The National Institutes of Health recently announced the creation of a voluntary genetic testing registry to provide a single, comprehensive source of information about genetic tests, including DTC genetic tests. This is a welcome development, but its voluntary nature means that not all genetic test providers are likely to participate. As the FDA and Congress consider how to respond to the burgeoning genetic testing industry, the most sensible course of action is to refrain from premature regulation and focus first on acquiring better data.

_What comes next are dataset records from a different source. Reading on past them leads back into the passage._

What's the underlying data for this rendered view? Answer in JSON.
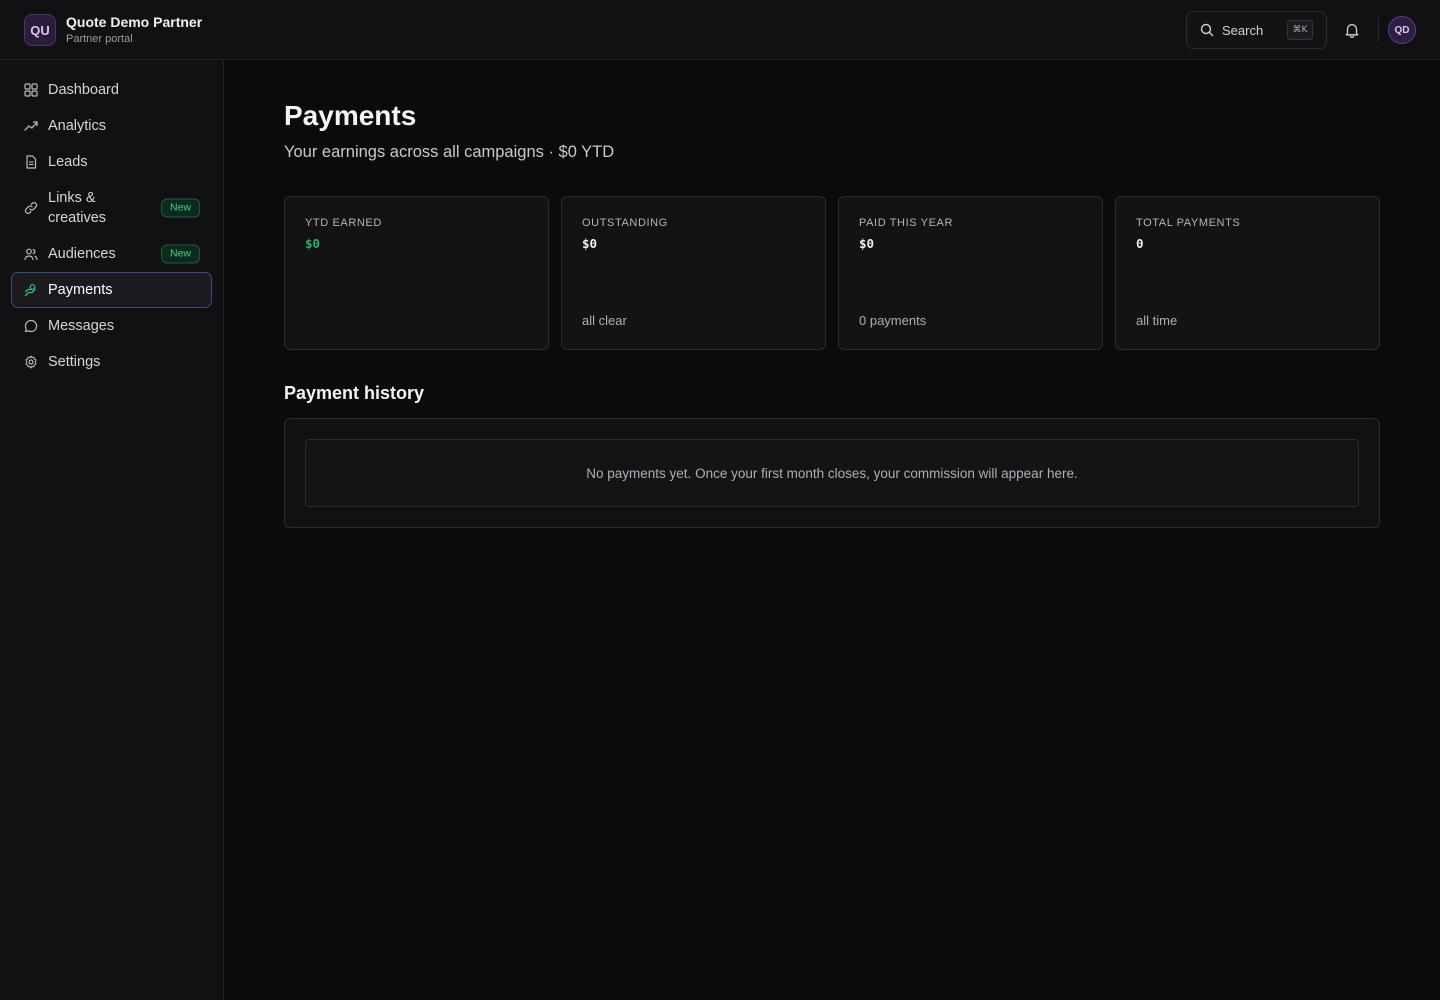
{
  "brand": {
    "logo_text": "QU",
    "name": "Quote Demo Partner",
    "subtitle": "Partner portal"
  },
  "header": {
    "search_label": "Search",
    "search_shortcut": "⌘K",
    "avatar_initials": "QD"
  },
  "sidebar": {
    "items": [
      {
        "label": "Dashboard",
        "icon": "grid-icon"
      },
      {
        "label": "Analytics",
        "icon": "trend-icon"
      },
      {
        "label": "Leads",
        "icon": "document-icon"
      },
      {
        "label": "Links & creatives",
        "icon": "link-icon",
        "badge": "New"
      },
      {
        "label": "Audiences",
        "icon": "users-icon",
        "badge": "New"
      },
      {
        "label": "Payments",
        "icon": "payments-icon",
        "active": true
      },
      {
        "label": "Messages",
        "icon": "chat-icon"
      },
      {
        "label": "Settings",
        "icon": "gear-icon"
      }
    ]
  },
  "page": {
    "title": "Payments",
    "subtitle": "Your earnings across all campaigns · $0 YTD"
  },
  "stats": [
    {
      "label": "YTD EARNED",
      "value": "$0",
      "foot": ""
    },
    {
      "label": "OUTSTANDING",
      "value": "$0",
      "foot": "all clear"
    },
    {
      "label": "PAID THIS YEAR",
      "value": "$0",
      "foot": "0 payments"
    },
    {
      "label": "TOTAL PAYMENTS",
      "value": "0",
      "foot": "all time"
    }
  ],
  "history": {
    "title": "Payment history",
    "empty_message": "No payments yet. Once your first month closes, your commission will appear here."
  },
  "colors": {
    "background": "#0b0b0c",
    "accent_green": "#22b573",
    "active_border": "#3a4a8a",
    "avatar_purple": "#5b3f86"
  }
}
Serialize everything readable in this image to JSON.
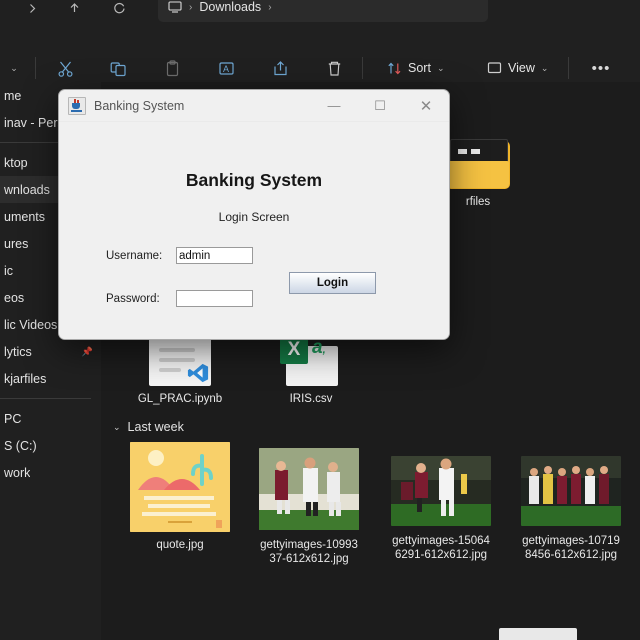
{
  "explorer": {
    "nav": {
      "forward_icon": "chevron-right-icon",
      "up_icon": "arrow-up-icon",
      "refresh_icon": "refresh-icon",
      "breadcrumb": {
        "root_icon": "this-pc-icon",
        "sep": "›",
        "current": "Downloads",
        "trailing_sep": "›"
      }
    },
    "toolbar": {
      "new_caret": "⌄",
      "items": [
        {
          "name": "cut",
          "icon": "scissors-icon"
        },
        {
          "name": "copy",
          "icon": "copy-icon"
        },
        {
          "name": "paste",
          "icon": "clipboard-icon"
        },
        {
          "name": "rename",
          "icon": "rename-icon"
        },
        {
          "name": "share",
          "icon": "share-icon"
        },
        {
          "name": "delete",
          "icon": "trash-icon"
        }
      ],
      "sort_label": "Sort",
      "sort_icon": "sort-arrows-icon",
      "view_label": "View",
      "view_icon": "view-monitor-icon",
      "more_label": "•••",
      "caret": "⌄"
    },
    "sidebar": {
      "items": [
        {
          "label": "me",
          "full": "Home",
          "selected": false,
          "pinned": false
        },
        {
          "label": "inav - Pers",
          "full": "OneDrive - Personal",
          "selected": false,
          "pinned": false
        },
        {
          "sep": true
        },
        {
          "label": "ktop",
          "full": "Desktop",
          "selected": false,
          "pinned": true
        },
        {
          "label": "wnloads",
          "full": "Downloads",
          "selected": true,
          "pinned": true
        },
        {
          "label": "uments",
          "full": "Documents",
          "selected": false,
          "pinned": true
        },
        {
          "label": "ures",
          "full": "Pictures",
          "selected": false,
          "pinned": true
        },
        {
          "label": "ic",
          "full": "Music",
          "selected": false,
          "pinned": true
        },
        {
          "label": "eos",
          "full": "Videos",
          "selected": false,
          "pinned": true
        },
        {
          "label": "lic Videos",
          "full": "Public Videos",
          "selected": false,
          "pinned": false
        },
        {
          "label": "lytics",
          "full": "Analytics",
          "selected": false,
          "pinned": true
        },
        {
          "label": "kjarfiles",
          "full": "checkjarfiles",
          "selected": false,
          "pinned": false
        },
        {
          "sep": true
        },
        {
          "label": "PC",
          "full": "This PC",
          "selected": false,
          "pinned": false
        },
        {
          "label": "S (C:)",
          "full": "Windows (C:)",
          "selected": false,
          "pinned": false
        },
        {
          "label": "work",
          "full": "Network",
          "selected": false,
          "pinned": false
        }
      ],
      "pin_icon": "pin-icon"
    },
    "content": {
      "groups": [
        {
          "label": "Last week",
          "chevron": "⌄"
        }
      ],
      "files": [
        {
          "name": "jarfiles",
          "label": "rfiles",
          "type": "folder"
        },
        {
          "name": "GL_PRAC.ipynb",
          "label": "GL_PRAC.ipynb",
          "type": "notebook"
        },
        {
          "name": "IRIS.csv",
          "label": "IRIS.csv",
          "type": "csv"
        },
        {
          "name": "quote.jpg",
          "label": "quote.jpg",
          "type": "image-quote"
        },
        {
          "name": "gettyimages-1099337-612x612.jpg",
          "label": "gettyimages-1099337-612x612.jpg",
          "type": "image-photo"
        },
        {
          "name": "gettyimages-150646291-612x612.jpg",
          "label": "gettyimages-150646291-612x612.jpg",
          "type": "image-photo"
        },
        {
          "name": "gettyimages-107198456-612x612.jpg",
          "label": "gettyimages-107198456-612x612.jpg",
          "type": "image-photo"
        }
      ],
      "quote_thumb_text": "\"Act as if what you do makes a difference. It does.\""
    }
  },
  "dialog": {
    "title": "Banking System",
    "app_icon": "java-coffee-cup-icon",
    "window_controls": {
      "minimize": "—",
      "maximize": "☐",
      "close": "✕"
    },
    "heading": "Banking System",
    "subheading": "Login Screen",
    "fields": {
      "username_label": "Username:",
      "username_value": "admin",
      "password_label": "Password:",
      "password_value": ""
    },
    "login_button": "Login"
  },
  "colors": {
    "explorer_bg": "#1c1c1c",
    "chrome_bg": "#202020",
    "accent_blue": "#5aa0d6",
    "folder_yellow": "#f0b429",
    "dialog_bg": "#f0f0f0",
    "button_blue": "#ccd6e5"
  }
}
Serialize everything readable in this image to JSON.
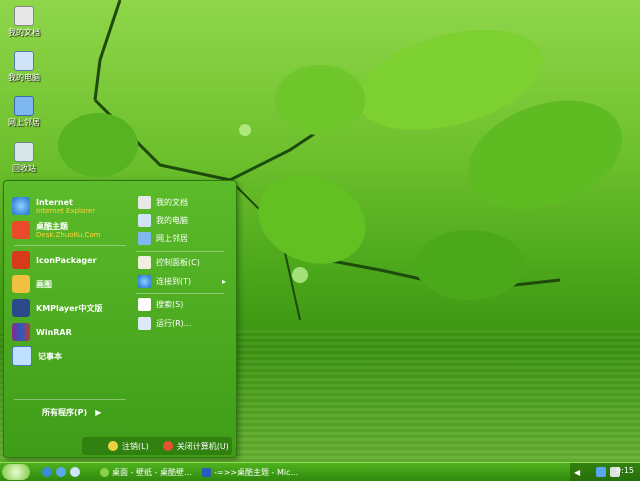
{
  "desktop": {
    "icons": [
      {
        "label": "我的文档",
        "icon": "my-documents-icon"
      },
      {
        "label": "我的电脑",
        "icon": "my-computer-icon"
      },
      {
        "label": "网上邻居",
        "icon": "network-icon"
      },
      {
        "label": "回收站",
        "icon": "recycle-bin-icon"
      }
    ]
  },
  "start_menu": {
    "pinned": [
      {
        "title": "Internet",
        "subtitle": "Internet Explorer",
        "icon": "ie-icon"
      },
      {
        "title": "桌酷主题",
        "subtitle": "Desk.ZhuoKu.Com",
        "icon": "theme-icon"
      }
    ],
    "recent": [
      {
        "title": "IconPackager",
        "icon": "iconpackager-icon"
      },
      {
        "title": "画图",
        "icon": "paint-icon"
      },
      {
        "title": "KMPlayer中文版",
        "icon": "kmplayer-icon"
      },
      {
        "title": "WinRAR",
        "icon": "winrar-icon"
      },
      {
        "title": "记事本",
        "icon": "notepad-icon"
      }
    ],
    "all_programs": "所有程序(P)",
    "right": [
      {
        "title": "我的文档",
        "icon": "documents-icon"
      },
      {
        "title": "我的电脑",
        "icon": "computer-icon"
      },
      {
        "title": "网上邻居",
        "icon": "network-icon"
      },
      {
        "title": "控制面板(C)",
        "icon": "control-panel-icon"
      },
      {
        "title": "连接到(T)",
        "icon": "connect-icon",
        "arrow": "▸"
      },
      {
        "title": "搜索(S)",
        "icon": "search-icon"
      },
      {
        "title": "运行(R)...",
        "icon": "run-icon"
      }
    ],
    "logoff": "注销(L)",
    "shutdown": "关闭计算机(U)"
  },
  "taskbar": {
    "tasks": [
      {
        "label": "桌面 - 壁纸 - 桌酷壁...",
        "icon": "browser-icon"
      },
      {
        "label": "-=>>桌酷主题 - Mic...",
        "icon": "word-icon"
      }
    ],
    "clock": "9:15"
  },
  "colors": {
    "taskbar": "#3a9a12",
    "menu": "#4eaa22",
    "subtitle": "#ffd23a"
  }
}
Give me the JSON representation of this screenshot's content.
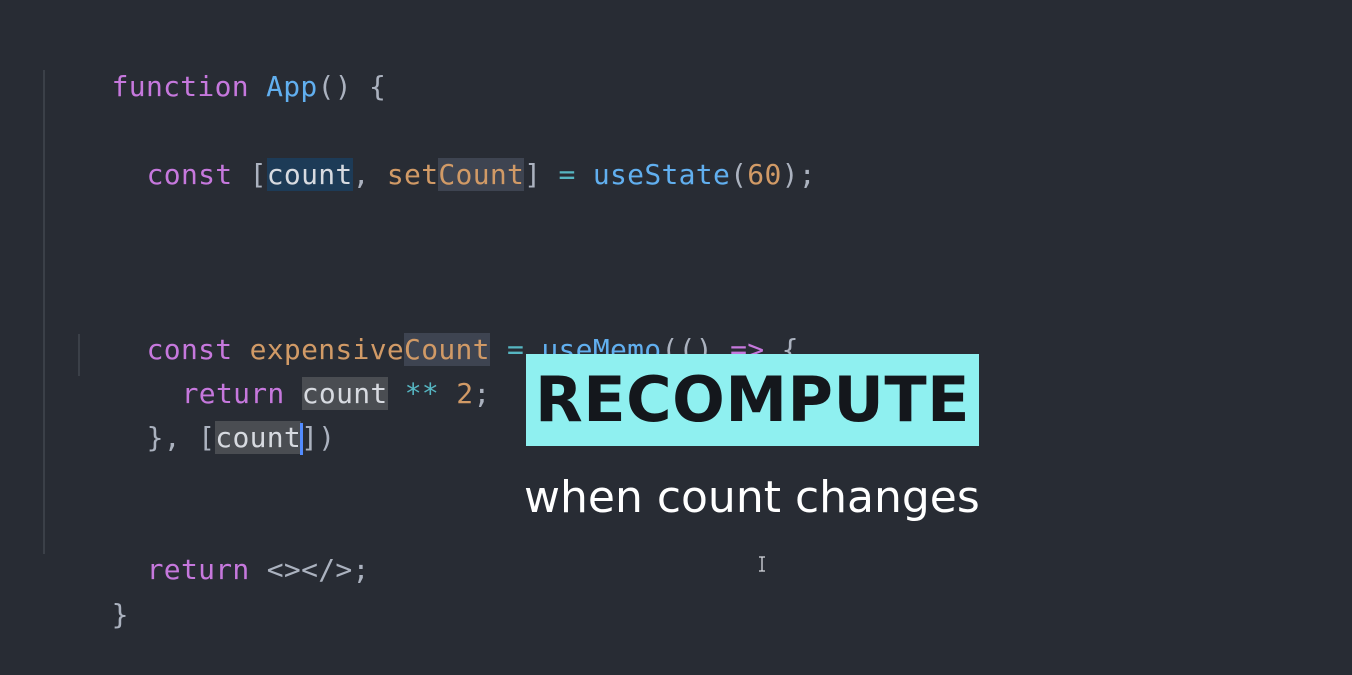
{
  "editor": {
    "lines": {
      "l1": [
        "function",
        " ",
        "App",
        "() {"
      ],
      "l2": [
        "const",
        " [",
        "count",
        ", ",
        "setCount",
        "] ",
        "=",
        " ",
        "useState",
        "(",
        "60",
        ");"
      ],
      "l3": [
        "const",
        " ",
        "expensive",
        "Count",
        " ",
        "=",
        " ",
        "useMemo",
        "(() ",
        "=>",
        " {"
      ],
      "l4": [
        "return",
        " ",
        "count",
        " ",
        "**",
        " ",
        "2",
        ";"
      ],
      "l5": [
        "}, [",
        "count",
        "])"
      ],
      "l6": [
        "return",
        " <></>;"
      ],
      "l7": [
        "}"
      ]
    }
  },
  "overlay": {
    "title": "RECOMPUTE",
    "subtitle": "when count changes"
  },
  "colors": {
    "background": "#282c34",
    "keyword": "#c678dd",
    "function": "#61afef",
    "number": "#d19a66",
    "operator": "#56b6c2",
    "overlay_box": "#8ff0f0"
  },
  "icons": {
    "mouse_cursor": "text-cursor-icon"
  }
}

Extending the reach of the registry by making participation mandatory for all companies offering genetic testing, including companies offering DTC genetic tests, will do just that. A mandatory, government-run registry will enable consumers, patients, doctors and regulators to directly compare and evaluate products. Importantly, it will also allow both public and private consumer protection groups, including the FTC, to police the field, weeding out companies that fail to register their tests or whose tests do not live up to their claims. Longer-term, the information accumulated by the genetic testing registry will help the FDA and other regulatory bodies understand how these tests are used and the degree of risk, if any, that they present to consumers, enabling the development of appropriately tailored regulations down the road.
Transparency may not be a dramatic solution, but now is not the time for drama. If our ultimate goal is protection, not paternalism, we need to find a way to preserve direct access by consumers to their own genetic information, while ensuring that consumers are fully aware of the limitations of that information. We should achieve this not by placing genetic testing under regulatory lock and key, but by shining a bright light through the entire industry and demanding greater transparency.